Tuesday, July 10, 2012

HTML5 and future of the universe

Nesting Dolls Web site people are always catching up. You get involved in an extended project and by the time you're done, they've changed the rules again and it's time to learn a new technology. I used to think this was a problem. Now I see it as a responsibility to manage the information of an ever expanding set of hardware devices that are becoming digital.

As these digital devices become of age, they mature into a web access point because of the value it adds to the device. Some devices like tablets are born with the ability to talk to the web at birth. Others, like DVD players, had to wait until they grew up.

HTML5 and CSS3 are expanding to fill the needs of the digital appetites of these new devices. As we innovate to market test a device at every screen size possible from phone to tablet to TV, the older development technologies will continually be updated until they break. So far, HTML and CSS are holding their own. CSS not so much. Even the old dog, JavaScript, is doing well but has some sturdy jQuery and CoffeeScript crutches.

The raft of programming languages not originally focused on the web that try to manage that environment push the simple text retrieval process to be more app like. In their desire to improve the unique asynchronous request-response communication model, they, in my mind, will eventually destroy it. Face it, it's slow. You can do faster communication with AJAX which is why you see Google using so much of it on their web apps. It's why jQuery Mobile designed their GUI library for speed with AJAX so much that it's the primary communication model that tolerates the web request model.

Now a newer model of finer grained I/O control in JavaScript is starting to appear called the WebSocket API. Did you not see this coming? It's not the end until each language has a way to use a simple library of functions/methods to talk to any device of your choice.

Languages are shifting little in popularity. A recent TIOBE trend announcement showing that the iOS platform language of choice, Objective-C, has been the faster gainer over the last two years to take the #3 spot on the chart, is the only major change. With Java trending downward and losing the lead to C, a venerable stalwart, I'm not seeing where anybody is picking up the slack. C# is on a slow trend upwards but not that much. Even php is losing ground.

My guess is that JavaScript is picking up the slack from reading language popularity articles. You can run a survey of projects on StackExchange and Github and find out that JavaScript has the top ranking there. Hacker News put JavaScript in the top three as well with Python and Ruby taking the top spots. Even job rankings on Dice.com show JavaScript in the top three to get a better sense of real world usage. Book sales from O'Reilly put JavaScript at #2 showing a mix of business and hobby use.

The next step for JavaScript would be to revive the server side version of the language and make it as available as php is for Apache. Then the major languages would write APIs to talk to JavaScript and we would have a programming interface for the web. Oh, yeah, and somebody do something in JavaScript to make CSS easier to work with. LESS is a good start.

So, if you are a web person, the future of the web looks like it centers on web application development and JavaScript is taking center stage. APIs will be promulgating and JavaScript/jQuery/minor language support plug-ins will be promoted. One of the APIs that is next on my bucket list is YQL. I think with the first book out on YQL in a few months from O'Reilly, we'll see an interest in mining the data of the web from JavaScript languages.
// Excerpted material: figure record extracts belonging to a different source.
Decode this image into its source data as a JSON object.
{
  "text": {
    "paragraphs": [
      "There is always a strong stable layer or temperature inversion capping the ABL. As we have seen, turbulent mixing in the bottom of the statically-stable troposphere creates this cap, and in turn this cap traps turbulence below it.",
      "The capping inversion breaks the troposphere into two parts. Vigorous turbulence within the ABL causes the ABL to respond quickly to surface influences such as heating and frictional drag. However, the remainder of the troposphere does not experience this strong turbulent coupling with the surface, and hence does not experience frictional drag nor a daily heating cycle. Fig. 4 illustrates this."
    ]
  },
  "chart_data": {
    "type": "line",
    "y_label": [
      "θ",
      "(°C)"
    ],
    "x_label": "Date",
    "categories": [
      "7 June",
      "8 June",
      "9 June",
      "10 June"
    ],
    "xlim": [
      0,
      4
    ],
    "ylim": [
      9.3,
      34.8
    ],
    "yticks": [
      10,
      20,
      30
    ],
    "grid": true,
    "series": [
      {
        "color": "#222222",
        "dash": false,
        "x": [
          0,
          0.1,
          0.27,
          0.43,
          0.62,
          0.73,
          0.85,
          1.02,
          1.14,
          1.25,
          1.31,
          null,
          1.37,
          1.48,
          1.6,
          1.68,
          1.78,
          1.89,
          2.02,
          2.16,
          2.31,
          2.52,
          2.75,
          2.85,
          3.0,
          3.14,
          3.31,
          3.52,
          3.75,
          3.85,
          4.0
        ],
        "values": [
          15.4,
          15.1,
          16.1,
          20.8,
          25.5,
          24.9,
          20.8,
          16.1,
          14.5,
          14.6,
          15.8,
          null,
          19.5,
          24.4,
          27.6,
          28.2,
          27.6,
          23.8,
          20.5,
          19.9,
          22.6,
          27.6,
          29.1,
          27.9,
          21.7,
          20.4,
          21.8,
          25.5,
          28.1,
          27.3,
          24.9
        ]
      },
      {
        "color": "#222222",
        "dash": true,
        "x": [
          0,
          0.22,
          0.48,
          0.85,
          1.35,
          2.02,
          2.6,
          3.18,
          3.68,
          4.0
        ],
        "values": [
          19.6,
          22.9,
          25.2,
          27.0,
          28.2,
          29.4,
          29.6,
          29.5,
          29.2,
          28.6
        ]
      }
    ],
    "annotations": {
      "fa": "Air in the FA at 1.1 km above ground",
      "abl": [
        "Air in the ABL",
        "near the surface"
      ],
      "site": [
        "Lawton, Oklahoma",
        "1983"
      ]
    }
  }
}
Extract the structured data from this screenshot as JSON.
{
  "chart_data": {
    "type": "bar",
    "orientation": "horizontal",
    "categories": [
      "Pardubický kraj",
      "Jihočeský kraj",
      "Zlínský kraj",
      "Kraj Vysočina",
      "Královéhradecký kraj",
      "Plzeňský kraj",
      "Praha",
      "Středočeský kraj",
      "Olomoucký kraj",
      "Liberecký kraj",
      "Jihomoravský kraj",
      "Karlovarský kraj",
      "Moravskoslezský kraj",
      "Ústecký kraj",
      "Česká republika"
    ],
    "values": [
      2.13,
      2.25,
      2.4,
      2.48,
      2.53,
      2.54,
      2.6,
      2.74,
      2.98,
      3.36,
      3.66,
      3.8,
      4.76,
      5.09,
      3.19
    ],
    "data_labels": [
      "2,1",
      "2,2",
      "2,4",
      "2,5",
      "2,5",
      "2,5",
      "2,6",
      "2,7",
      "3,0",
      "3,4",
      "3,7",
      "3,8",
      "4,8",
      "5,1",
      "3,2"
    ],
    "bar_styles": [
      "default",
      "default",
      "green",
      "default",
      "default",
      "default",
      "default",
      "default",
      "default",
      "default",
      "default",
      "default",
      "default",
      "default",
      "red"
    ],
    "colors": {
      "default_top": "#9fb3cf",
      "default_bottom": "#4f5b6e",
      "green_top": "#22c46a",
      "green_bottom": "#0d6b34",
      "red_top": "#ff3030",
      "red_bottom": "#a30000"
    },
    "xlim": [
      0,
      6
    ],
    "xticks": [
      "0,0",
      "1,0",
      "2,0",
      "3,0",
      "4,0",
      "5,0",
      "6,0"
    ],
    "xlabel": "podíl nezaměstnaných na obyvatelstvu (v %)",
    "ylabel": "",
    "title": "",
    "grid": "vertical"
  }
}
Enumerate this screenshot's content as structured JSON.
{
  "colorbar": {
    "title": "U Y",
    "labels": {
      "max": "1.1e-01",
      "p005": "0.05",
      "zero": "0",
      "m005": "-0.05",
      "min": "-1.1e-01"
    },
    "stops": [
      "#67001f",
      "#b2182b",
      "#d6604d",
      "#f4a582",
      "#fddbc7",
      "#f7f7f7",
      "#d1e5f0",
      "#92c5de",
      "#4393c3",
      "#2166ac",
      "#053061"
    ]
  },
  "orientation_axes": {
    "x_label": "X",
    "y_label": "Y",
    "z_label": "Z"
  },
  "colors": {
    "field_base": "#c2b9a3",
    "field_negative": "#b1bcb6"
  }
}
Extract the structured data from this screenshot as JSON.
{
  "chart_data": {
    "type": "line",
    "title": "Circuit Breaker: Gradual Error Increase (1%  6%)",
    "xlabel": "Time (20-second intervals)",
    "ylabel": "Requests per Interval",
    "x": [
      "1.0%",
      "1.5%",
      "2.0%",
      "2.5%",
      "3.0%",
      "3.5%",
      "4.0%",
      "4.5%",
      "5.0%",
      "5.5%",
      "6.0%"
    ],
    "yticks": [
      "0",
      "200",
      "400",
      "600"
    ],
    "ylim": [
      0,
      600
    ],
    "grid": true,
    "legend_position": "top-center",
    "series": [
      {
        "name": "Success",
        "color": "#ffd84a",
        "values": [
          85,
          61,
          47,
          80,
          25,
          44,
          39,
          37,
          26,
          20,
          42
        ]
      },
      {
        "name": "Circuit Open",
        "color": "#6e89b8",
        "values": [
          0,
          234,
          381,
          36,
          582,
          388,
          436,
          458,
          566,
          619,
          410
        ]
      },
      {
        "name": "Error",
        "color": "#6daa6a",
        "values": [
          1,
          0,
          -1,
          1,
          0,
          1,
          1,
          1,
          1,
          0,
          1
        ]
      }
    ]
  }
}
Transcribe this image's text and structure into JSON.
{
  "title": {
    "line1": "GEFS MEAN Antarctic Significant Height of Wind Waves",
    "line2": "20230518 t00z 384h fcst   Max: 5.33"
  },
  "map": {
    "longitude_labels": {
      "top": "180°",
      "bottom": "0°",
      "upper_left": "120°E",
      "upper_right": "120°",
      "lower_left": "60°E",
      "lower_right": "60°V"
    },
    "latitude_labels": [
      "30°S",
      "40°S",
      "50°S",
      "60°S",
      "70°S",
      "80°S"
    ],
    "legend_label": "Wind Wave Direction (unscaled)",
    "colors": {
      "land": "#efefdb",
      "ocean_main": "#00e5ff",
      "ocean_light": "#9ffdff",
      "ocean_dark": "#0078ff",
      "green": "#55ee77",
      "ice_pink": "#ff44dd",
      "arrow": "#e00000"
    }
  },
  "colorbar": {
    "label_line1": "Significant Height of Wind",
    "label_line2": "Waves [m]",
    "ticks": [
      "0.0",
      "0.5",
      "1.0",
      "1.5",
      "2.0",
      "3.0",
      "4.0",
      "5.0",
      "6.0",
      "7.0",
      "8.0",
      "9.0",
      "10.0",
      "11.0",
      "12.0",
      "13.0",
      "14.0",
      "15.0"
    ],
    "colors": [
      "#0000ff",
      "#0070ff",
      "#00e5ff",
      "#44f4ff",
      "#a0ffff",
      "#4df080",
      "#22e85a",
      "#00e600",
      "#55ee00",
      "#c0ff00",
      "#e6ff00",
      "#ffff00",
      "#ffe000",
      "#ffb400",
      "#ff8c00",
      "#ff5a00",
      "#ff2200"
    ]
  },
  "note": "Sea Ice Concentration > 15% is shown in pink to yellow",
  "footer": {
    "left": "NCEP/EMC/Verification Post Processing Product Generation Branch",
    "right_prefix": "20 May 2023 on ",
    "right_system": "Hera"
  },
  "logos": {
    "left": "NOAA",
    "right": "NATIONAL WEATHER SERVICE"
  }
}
Excuse me now, I have to get back to the future and read about what's coming so when I start working again I won't be too far behind.

Friday, March 9, 2012

Impressive Shadow debuts at SXSW

Adobe is showing off a great new product for mobile developers at the SXSW conference in Austin this weekend. I caught the announcement and have been using it to achieve a better workflow. It seems the more devices you need to test, the better it works. But I'm just working with an iPad and and Android phone. It's great to sit back and watch all the screens update in real time all at once. and it's still a 1.0 product with many features to come in the future.

Some of the things you start realizing when you leave Shadow open while you browse are that some sites don't do a good mobile design, some require constant authentication, some use AJAX to fake a new page request and which ones have a great sense of adaptive design.

The main feature is a Chrome plug-in that talks to your iOS or Android app so that when you launch your Windows or Mac Shadow application with the apps talking to your local network, the apps will "shadow" what you do on your desktop. The more you like Developer Tools in Chrome the more you will like the product because it shows a webkit Developer Tools based window for your remote device.

The product was a very well timed conjunction of talent from the weinre open source code that was acquired through Adobe's purchase of Nitobi, the maker of PhoneGap and Adobe's BrowserLab. Adobe Shadow is free also and looks to get only better as they add support for Firefox and localhost development environments.

The 1.0 version is posted at the Adobe Labs.This will definitely a product to work with in my new Mobile Web Application Development using jQuery Mobile course here at Centriq.